Chlorinated Paraffins: Used In Flame Retardants and Plasticizers

Chlorinated paraffin is manufactured by chlorination of designated standard paraffin fractions of straight-chain hydrocarbons acquired from petroleum refining. Ordinary industrial chlorinated paraffin is not a single compound but is mixtures, each containing multiple homologous n-alkanes, referring to their manufacture from non-paraffin fractions of varying degrees of chlorination.

Chlorinated paraffin is defined by the first estimate of the carbon chain length spectrum of the n-alkanes and the chlorine content of the component. The average chain length for the hydrocarbon feedstock or the average molecular weight is most frequently indicated.Chlorinated paraffin referred to as C12, will be 60% chlorine, a commodity with an average chain length of 12 carbons of roughly 60% chlorine.

Short-chain chlorinated paraffins can be used as a plasticizer in numbers, fabrics, flame retardant adhesives, and fabrics, including vinyl flooring for carpets and wire cable coatings. They can also be used as fatty and softening agents in the leather industry and as impregnating agents in the textile industry, and as an ingredient for binding compounds.
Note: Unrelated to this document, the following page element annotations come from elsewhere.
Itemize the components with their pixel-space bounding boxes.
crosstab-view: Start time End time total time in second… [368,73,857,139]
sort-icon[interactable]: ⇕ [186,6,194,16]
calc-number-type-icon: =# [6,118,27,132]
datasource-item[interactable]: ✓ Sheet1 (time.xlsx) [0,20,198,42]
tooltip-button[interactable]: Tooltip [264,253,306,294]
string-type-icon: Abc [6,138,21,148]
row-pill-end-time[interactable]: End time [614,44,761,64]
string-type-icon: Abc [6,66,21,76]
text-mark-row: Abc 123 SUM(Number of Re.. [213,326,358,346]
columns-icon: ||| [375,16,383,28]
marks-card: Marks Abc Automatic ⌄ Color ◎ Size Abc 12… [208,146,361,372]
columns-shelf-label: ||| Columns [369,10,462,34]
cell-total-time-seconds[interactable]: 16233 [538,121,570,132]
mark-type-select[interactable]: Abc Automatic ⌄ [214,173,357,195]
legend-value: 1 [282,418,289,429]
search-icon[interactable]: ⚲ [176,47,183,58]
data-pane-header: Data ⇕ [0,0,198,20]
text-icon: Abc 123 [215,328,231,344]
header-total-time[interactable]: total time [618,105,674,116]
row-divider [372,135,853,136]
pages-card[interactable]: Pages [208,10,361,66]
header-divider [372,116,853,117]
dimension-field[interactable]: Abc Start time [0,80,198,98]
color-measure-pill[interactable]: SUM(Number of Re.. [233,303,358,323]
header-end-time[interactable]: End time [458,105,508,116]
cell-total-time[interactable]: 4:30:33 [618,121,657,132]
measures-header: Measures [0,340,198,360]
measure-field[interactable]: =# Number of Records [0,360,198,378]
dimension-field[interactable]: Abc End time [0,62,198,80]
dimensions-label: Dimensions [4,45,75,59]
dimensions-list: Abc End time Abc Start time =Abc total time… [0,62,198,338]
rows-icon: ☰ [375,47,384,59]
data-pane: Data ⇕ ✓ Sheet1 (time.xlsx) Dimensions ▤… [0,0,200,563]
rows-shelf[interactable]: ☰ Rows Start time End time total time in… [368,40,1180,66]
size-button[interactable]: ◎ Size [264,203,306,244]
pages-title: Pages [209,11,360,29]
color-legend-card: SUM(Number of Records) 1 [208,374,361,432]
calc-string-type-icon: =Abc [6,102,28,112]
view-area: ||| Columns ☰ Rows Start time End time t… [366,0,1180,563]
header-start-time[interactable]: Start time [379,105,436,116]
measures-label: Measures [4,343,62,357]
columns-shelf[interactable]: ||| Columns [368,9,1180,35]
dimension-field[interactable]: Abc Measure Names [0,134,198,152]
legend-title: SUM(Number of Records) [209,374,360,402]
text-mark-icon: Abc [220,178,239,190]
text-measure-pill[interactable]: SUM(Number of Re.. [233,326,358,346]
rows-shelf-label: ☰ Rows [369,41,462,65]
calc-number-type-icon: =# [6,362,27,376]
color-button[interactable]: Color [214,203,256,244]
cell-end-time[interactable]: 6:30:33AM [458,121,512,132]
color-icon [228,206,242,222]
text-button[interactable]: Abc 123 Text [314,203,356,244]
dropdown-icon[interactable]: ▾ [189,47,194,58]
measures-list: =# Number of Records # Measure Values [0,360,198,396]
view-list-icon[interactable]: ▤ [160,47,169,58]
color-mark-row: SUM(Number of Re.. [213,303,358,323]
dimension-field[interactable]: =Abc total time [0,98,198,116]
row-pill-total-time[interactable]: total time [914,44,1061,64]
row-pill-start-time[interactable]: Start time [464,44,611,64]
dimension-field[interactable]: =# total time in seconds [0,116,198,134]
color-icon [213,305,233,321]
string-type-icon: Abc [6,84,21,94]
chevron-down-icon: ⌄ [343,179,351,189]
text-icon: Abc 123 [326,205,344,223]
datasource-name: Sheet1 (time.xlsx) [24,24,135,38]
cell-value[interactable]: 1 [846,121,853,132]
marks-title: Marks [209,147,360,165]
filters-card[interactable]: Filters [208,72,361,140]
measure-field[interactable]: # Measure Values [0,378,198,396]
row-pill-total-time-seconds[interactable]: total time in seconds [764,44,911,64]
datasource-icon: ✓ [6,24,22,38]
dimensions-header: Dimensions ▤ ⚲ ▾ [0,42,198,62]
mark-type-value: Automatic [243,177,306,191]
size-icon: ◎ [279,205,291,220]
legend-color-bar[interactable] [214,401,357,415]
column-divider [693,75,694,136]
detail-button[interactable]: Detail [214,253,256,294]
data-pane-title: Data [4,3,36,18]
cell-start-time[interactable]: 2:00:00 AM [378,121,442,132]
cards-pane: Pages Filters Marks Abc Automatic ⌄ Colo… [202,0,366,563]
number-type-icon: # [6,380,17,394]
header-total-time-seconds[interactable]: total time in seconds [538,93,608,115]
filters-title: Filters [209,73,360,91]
They are commonly used as an intense pressure lubricant for metalworking fluids.

High Pressure

Chlorinated paraffins are used as polyvinyl chloride plasticizers, as high-pressure additives in metal-machine fluids, as paint additives, coatings, and sealants to improve their resistance to chemicals and water, and as flame retardants for plastics, fabrics, paints, and coatings.

Saves Raw Material Costs

Six grades within the makchlor range are explicitly recommended for PVC applications. This grade can be used as single plasticizers in comparatively rough goods, such as flooring compounds. However, they are most widely used as partial substitutes for phthalate or phosphate main plasticizers. Their use of PVC compounds results in considerable savings in the cost of raw materials. The finished compounds' properties are not affected, and the flame retardance can be improved if makchlor is used in the vinyl formulation. The use of chlorinated paraffin secondary plasticizers is simple and, if the compatibility limits are not met, no oxidation occurs.


Chlorinated paraffins are the secondary plasticizer for PVC resin mixture and flame retardants. It is chemically inert and non-corrosive, essentially non-volatile, non-flammable, and has flame-resistant properties. It exhibits excellent resistance to water and decomposes before boiling. It is insoluble in water and glycerine, soluble in certain chemical solvents, partially soluble in aromatic hydrocarbons, aliphatic hydrocarbons, ketones, esters, vegetable, and animal oils, and miscible with benzene, chloroform, ether, carbon tetrachloride. Used in manufacturing PVC cables, hoses and tubing, insulation tapes, and a variety of other lightweight products as a cost-effective replacement for costly products.

Flame Retardant Applications

Chlorinated paraffins of about 70% chlorine are used. The length of the carbon chain of chlorinated paraffin used in flame retardants depends on industrial use. Chlorine is commonly used as a flame retardant in rubber and soft plastics. C18–30, 70% chlorine, is found in solid plastics such as polypropylene and polystyrene. Long row, 70% chlorinated paraffin is used in the black coating in combination with sulfide trioxide.

Chlorinated paraffins cause chlorination of hydrocarbons. These plasticizers consist of 30%-70% chlorine, which helps them also act as flame retardants. The higher the chlorine content, the lower the plasticizing effect of chlorinated paraffin on PVC. This plasticizer group provides high chemical stability and moisture tolerance but is thermally unstable, restricting their use to processing temperatures below 1750C. Other stabilizers are then added for higher operating temperature applications.